John Benson Williams

(c. 1836 - 1903)

Home State: Michigan

Education: US Military Academy, West Point, NY, Class of 1861;Class Rank: 26th

Command Billet: Company Commander

Branch of Service: Infantry

Unit: 3rd United States Infantry

Before Antietam

He was nominated by his Congressman William A Howard of Michigan, and admitted to the US Military Academy at West Point, NY in March 1856. He graduated on 6 May 1861 and was commissioned 2nd Lieutenant, 3rd United States Infantry. He was promoted to First Lieutenant on 6 June 1861, was at Bull Run in July, and afterward in the defenses of Washington, DC. He was on the Peninsula Campaign of 1862.

On the Campaign

He commanded Company G of the Third US Infantry at Antietam on 17 September 1862.

The rest of the War

He was on the march to Fredericksburg in November and December 1862, but then returned to Washington, DC, sick. He was on sick leave from 23 December to 11 February 1863, but was court-martialed and sentenced to be dismissed from the service to date from 11 February 1863 for "deserting his company in the presence of the enemy."

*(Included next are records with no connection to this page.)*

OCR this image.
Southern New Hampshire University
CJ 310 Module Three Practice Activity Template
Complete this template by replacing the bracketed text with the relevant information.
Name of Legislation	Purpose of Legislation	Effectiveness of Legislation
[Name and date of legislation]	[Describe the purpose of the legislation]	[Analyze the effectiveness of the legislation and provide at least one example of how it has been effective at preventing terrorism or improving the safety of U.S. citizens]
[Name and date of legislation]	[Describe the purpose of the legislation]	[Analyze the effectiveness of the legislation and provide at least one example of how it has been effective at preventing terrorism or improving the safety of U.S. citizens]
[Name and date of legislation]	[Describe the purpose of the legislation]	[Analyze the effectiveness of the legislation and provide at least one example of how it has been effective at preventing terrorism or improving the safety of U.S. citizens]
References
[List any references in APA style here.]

In a letter to Army Judge Advocate General Joseph Holt of 18 March 1863 President Lincoln asked if there might be mitigating circumstances (illness), but Army Adjutant General Holt reported

"It is evident that Lieut. Williams left his command on the battlefield and returned to Washington, without leave and in known violation of orders and of his duty."
On April 11 the President therefore "decline[d] to interfere in Behalf of Lieut. Williams" and the verdict stood.

After the War

He was a teacher at Hyatt's Military Institute (now Pennsylvania Military College) at West Chester, but had probably moved to Beauport, Quebec, Canada by 1870 where his first child was born, and was a civil engineer. By 1901 he was living with his second wife and 3 small children in Quebec City. "He was stricken with paralysis on October 7" and died on 10 October 1903 in Quebec.

References & notes

His service from Heitman1 and Cullum2 (his Cullum number is 1913), with his command at Antietam from Reese.3 Details about his dismissal from that Lincoln letter, sold by Sotheby's in 2008, and the Collected Works.4 Personal details from family genealogists, the U.S. Military Academy Cadet Application Papers, 1805-1866, National Archives, and the Canada Census of 1881 and 1901, in which he gave his nationality as American but birthplace as Ontario. His death detail from his memorial in the Annual Reunion (1904) of the Association of Graduates USMA. His gravesite is on Findagrave, as J. Benson Williams. His picture from a CDV of unknown provenance sold on ebay.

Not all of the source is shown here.